Modified 4 row(s), 0 row error(s) in 0.41s
Scan the table (notice the duplicate values in the ‘id’ column):
default> SELECT * FROM demo_table;
Query: SELECT * FROM demo_table
..
+----+------+
| id | name |
+----+------+
| 3 | Mary |
| 1 | John |
| 1 | Joe |
| 2 | Bob |
+----+------+
Fetched 4 row(s) in 0.24s
Explicitly specify the auto-incrementing column name to fetch the column values:
default> SELECT *, auto_incrementing_id FROM demo_table;
Query: SELECT *, auto_incrementing_id FROM demo_table
..
+----+------+----------------------+
| id | name | auto_incrementing_id |
+----+------+----------------------+
| 3 | Mary | 1 |
| 1 | John | 1 |
| 1 | Joe | 2 |
| 2 | Bob | 2 |
+----+------+----------------------+
Fetched 4 row(s) in 0.24s
Update and Delete rows:
default> UPDATE demo_table SET name='Matt' WHERE id=3;
Query: UPDATE demo_table SET name='Matt' WHERE id=3
Modified 1 row(s), 0 row error(s) in 1.99s
default> UPDATE demo_table SET name='Liam' WHERE id=1;
Query: UPDATE demo_table SET name='Liam' WHERE id=1
Modified 2 row(s), 0 row error(s) in 2.15s
default> DELETE FROM demo_table where id=2;
Query: DELETE FROM demo_table where id=2;
Modified 1 row(s), 0 row error(s) in 1.40s
Scan all the columns of the table:
default> SELECT *, auto_incrementing_id FROM demo_table;
Query: SELECT *, auto_incrementing_id FROM demo_table
..
+----+------+----------------------+
| id | name | auto_incrementing_id |
+----+------+----------------------+
| 3 | Matt | 1 |
| 1 | Liam | 1 |
| 1 | Liam | 2 |
+----+------+----------------------+
Fetched 3 row(s) in 0.20s
Limitations
Impala doesn’t support UPSERT operations on tables with the auto-incrementing column as of writing this article.

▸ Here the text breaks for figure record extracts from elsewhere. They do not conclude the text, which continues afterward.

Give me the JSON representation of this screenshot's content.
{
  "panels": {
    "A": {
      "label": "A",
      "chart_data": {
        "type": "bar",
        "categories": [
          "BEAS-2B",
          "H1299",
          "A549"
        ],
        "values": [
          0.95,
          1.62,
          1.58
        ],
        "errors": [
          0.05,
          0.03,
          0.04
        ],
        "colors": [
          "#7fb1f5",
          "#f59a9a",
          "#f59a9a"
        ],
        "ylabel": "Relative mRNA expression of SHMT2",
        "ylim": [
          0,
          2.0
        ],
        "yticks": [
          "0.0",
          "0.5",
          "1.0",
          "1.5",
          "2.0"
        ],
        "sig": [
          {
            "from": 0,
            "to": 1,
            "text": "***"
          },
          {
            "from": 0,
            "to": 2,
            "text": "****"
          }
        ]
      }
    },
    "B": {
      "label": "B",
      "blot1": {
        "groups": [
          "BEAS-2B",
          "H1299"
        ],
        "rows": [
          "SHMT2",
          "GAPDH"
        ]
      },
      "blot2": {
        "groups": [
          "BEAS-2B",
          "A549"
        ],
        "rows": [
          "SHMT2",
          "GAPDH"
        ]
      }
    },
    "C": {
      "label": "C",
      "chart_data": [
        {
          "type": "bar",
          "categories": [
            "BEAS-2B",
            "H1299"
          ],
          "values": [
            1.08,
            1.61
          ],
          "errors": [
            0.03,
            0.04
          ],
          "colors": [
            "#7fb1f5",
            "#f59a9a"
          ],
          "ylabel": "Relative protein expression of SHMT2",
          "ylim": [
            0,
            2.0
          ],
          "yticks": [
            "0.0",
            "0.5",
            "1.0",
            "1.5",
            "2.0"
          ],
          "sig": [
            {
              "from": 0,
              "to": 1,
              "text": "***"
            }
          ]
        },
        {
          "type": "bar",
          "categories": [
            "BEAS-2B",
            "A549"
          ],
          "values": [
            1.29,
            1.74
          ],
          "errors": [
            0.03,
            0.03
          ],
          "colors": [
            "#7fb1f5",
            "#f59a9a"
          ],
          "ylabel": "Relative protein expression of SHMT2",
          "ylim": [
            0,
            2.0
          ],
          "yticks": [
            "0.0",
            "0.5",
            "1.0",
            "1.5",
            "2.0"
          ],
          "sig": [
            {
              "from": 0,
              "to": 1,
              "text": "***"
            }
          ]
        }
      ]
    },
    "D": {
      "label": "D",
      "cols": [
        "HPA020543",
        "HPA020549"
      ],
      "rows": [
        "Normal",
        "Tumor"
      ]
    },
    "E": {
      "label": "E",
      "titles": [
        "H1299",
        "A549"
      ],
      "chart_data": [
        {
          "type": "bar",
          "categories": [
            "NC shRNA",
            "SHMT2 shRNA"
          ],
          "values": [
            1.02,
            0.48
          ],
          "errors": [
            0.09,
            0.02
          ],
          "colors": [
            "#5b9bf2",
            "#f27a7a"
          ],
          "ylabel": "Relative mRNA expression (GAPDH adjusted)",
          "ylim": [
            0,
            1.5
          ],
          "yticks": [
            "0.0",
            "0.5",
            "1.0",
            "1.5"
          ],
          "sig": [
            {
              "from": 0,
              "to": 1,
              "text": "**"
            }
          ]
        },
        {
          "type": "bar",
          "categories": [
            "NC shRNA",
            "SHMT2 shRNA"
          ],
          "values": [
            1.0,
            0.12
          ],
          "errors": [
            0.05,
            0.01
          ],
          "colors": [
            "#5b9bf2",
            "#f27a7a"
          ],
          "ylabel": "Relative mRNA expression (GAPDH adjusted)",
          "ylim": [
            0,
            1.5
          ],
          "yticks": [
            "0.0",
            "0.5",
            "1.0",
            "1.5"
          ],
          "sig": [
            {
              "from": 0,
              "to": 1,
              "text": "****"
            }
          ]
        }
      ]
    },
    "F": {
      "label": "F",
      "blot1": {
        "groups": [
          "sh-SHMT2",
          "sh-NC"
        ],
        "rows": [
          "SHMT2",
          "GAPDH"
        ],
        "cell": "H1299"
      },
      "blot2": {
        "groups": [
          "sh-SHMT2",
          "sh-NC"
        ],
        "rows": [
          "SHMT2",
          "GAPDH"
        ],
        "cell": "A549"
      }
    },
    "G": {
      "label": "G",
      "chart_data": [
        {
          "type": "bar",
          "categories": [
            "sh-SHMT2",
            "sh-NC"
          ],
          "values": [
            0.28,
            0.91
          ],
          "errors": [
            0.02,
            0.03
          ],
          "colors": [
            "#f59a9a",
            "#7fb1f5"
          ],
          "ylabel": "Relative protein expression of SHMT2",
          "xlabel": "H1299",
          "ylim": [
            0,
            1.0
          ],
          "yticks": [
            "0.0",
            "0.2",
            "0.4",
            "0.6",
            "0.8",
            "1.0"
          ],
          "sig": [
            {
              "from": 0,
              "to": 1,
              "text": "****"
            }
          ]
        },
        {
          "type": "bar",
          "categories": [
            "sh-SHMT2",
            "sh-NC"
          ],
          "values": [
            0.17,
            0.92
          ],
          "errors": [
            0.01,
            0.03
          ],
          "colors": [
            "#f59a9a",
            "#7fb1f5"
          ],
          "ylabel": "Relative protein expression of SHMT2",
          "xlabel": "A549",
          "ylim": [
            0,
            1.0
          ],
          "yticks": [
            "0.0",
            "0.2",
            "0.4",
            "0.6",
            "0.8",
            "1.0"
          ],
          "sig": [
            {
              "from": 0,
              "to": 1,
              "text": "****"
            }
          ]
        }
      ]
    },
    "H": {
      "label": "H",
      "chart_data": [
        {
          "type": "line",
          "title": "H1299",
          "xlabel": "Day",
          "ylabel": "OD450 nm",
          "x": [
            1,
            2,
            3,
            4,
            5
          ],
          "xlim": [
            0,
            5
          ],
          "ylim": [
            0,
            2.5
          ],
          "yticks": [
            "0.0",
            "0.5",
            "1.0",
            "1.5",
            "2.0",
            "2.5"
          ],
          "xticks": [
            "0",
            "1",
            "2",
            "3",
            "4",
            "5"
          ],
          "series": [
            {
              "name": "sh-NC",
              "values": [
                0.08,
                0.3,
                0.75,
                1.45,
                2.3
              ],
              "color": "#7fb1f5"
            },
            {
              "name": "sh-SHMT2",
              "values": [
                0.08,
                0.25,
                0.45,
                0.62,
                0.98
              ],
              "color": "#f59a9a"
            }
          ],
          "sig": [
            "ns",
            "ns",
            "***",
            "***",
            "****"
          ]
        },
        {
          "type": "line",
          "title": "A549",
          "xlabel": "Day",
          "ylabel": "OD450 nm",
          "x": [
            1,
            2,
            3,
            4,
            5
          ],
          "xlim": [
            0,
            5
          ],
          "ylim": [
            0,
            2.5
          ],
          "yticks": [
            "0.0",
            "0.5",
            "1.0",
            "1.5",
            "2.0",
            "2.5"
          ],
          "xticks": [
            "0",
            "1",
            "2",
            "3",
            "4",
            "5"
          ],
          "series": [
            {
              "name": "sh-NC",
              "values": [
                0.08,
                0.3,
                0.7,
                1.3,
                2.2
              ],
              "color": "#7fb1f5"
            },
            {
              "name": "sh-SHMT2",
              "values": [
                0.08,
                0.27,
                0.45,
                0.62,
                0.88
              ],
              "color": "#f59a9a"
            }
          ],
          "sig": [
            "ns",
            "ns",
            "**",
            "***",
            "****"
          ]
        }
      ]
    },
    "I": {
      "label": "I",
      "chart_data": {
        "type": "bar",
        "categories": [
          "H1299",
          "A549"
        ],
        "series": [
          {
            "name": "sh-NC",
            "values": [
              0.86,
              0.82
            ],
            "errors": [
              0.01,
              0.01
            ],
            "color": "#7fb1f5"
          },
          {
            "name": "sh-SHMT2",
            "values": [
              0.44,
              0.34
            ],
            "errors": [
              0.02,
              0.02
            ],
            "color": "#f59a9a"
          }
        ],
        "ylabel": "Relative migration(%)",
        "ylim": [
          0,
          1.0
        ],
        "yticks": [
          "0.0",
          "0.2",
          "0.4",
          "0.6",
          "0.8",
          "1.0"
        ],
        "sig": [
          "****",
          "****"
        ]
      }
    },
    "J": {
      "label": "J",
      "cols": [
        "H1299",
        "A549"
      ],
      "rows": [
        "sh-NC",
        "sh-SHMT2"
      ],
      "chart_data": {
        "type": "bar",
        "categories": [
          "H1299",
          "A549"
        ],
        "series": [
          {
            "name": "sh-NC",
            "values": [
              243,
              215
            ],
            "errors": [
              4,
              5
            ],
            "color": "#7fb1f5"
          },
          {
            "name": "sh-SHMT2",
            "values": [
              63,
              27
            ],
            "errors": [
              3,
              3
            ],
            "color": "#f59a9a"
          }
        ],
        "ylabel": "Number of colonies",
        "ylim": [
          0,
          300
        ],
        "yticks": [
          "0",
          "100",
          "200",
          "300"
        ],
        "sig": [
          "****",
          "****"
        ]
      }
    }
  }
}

Kudu clients (Java, C++, Python)
Unlike in Impala, scanning the table fetches all the table data including the auto incrementing column. There is no need to explicitly request the auto-incrementing column.
There is also support for UPSERT operations but the user has to provide the entire primary key including the value for the auto-incrementing column. If the row is present, it will be considered a regular UPDATE operation. If the row is not present, it is considered an INSERT operation.
Examples
https://github.com/apache/kudu/blob/master/examples/cpp/non_unique_primary_key.cc
Backup and Restore
The Kudu backup tool from Kudu 1.17 and later supports backing up tables with the auto-incrementing column. The prior backup tools will fail with an error message - “auto_incrementing_id is a reserved column name” during backup and restore operations.
The backed up data (from Kudu 1.17 and later) includes the auto-incrementing column in the table schema and the column values as well. Restoring this backed up table with the Kudu restore tool will create a table with the auto-incrementing column and the column values identical to the original source table.